Survey Data

Reg No

50080466


Original Use

Worker's house


In Use As

House


Date

1845 - 1855


Coordinates

311657, 233520


Date Recorded

26/05/2013


Date Updated

--/--/--


Description

Terrace of ten two-bay two-storey former railway worker’s houses, built c.1850, with single-storey returns to rear (east) elevation and recent two-bay extension to no.1. Now in use a private houses. Pitched slate and artificial slate roofs with stepped red brick and rendered chimneystacks with clay chimney pots and some cast-iron rainwater goods. Smooth rendered walls, with roughcast render and cast-iron name plaque to no.1. Square-headed window openings with painted masonry sills and replacement uPVC windows.

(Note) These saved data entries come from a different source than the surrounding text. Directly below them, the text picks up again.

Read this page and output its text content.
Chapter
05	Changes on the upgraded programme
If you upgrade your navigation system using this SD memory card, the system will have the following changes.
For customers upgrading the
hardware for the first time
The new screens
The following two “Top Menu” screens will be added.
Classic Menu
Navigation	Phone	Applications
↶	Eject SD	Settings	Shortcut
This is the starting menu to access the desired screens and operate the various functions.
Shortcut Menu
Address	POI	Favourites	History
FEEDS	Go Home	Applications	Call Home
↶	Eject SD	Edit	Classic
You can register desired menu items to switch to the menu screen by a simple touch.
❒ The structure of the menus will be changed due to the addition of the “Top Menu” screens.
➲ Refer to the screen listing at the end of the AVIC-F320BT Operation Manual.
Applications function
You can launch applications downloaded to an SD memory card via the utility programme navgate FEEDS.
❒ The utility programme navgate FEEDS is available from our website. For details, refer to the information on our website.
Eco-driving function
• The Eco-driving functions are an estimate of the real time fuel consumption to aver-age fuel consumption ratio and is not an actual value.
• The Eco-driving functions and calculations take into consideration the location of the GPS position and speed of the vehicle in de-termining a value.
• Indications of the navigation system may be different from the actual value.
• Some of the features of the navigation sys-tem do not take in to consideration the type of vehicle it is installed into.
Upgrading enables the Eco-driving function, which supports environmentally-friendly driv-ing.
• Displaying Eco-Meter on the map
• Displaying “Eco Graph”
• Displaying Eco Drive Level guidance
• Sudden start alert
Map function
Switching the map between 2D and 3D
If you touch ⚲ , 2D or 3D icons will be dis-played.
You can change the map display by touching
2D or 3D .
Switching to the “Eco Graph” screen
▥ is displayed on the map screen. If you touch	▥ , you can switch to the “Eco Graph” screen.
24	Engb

Paired round-headed door openings with timber panelled doors having spoked overlights to some houses, replacement uPVC doors to other houses.

Appraisal

The Great Southern & Western Railway was established in 1844, and the GS&WR engineering works was constructed on a 73 acre site at Inchicore from 1846. The Works Estate was constructed to the east of the GS&WR Works to accommodate workers and their families, as the then rural area had insufficient housing for the new population. Inchicore Terrace North and South, Inchicore Square and West Terrace were constructed first, and appear on Griffith’s valuation map c.1855. Though few early features survive, the terrace retains much of its form and scale, and is typical of modest mid nineteenth-century urban construction. The terrace provides an interesting contrast to the more suburban style of the other houses in the estate, which have front gardens and porches. The Works Estate is a significant example of a nineteenth-century planned industrial village. The cast-iron name plaque, in Irish and English, to no.1 adds to the historic character of the terrace. The terrace faces west to Inchicore Railway Works and overlooked the grounds of the former GS&WR sports club, now Inchicore Sports and Social Club.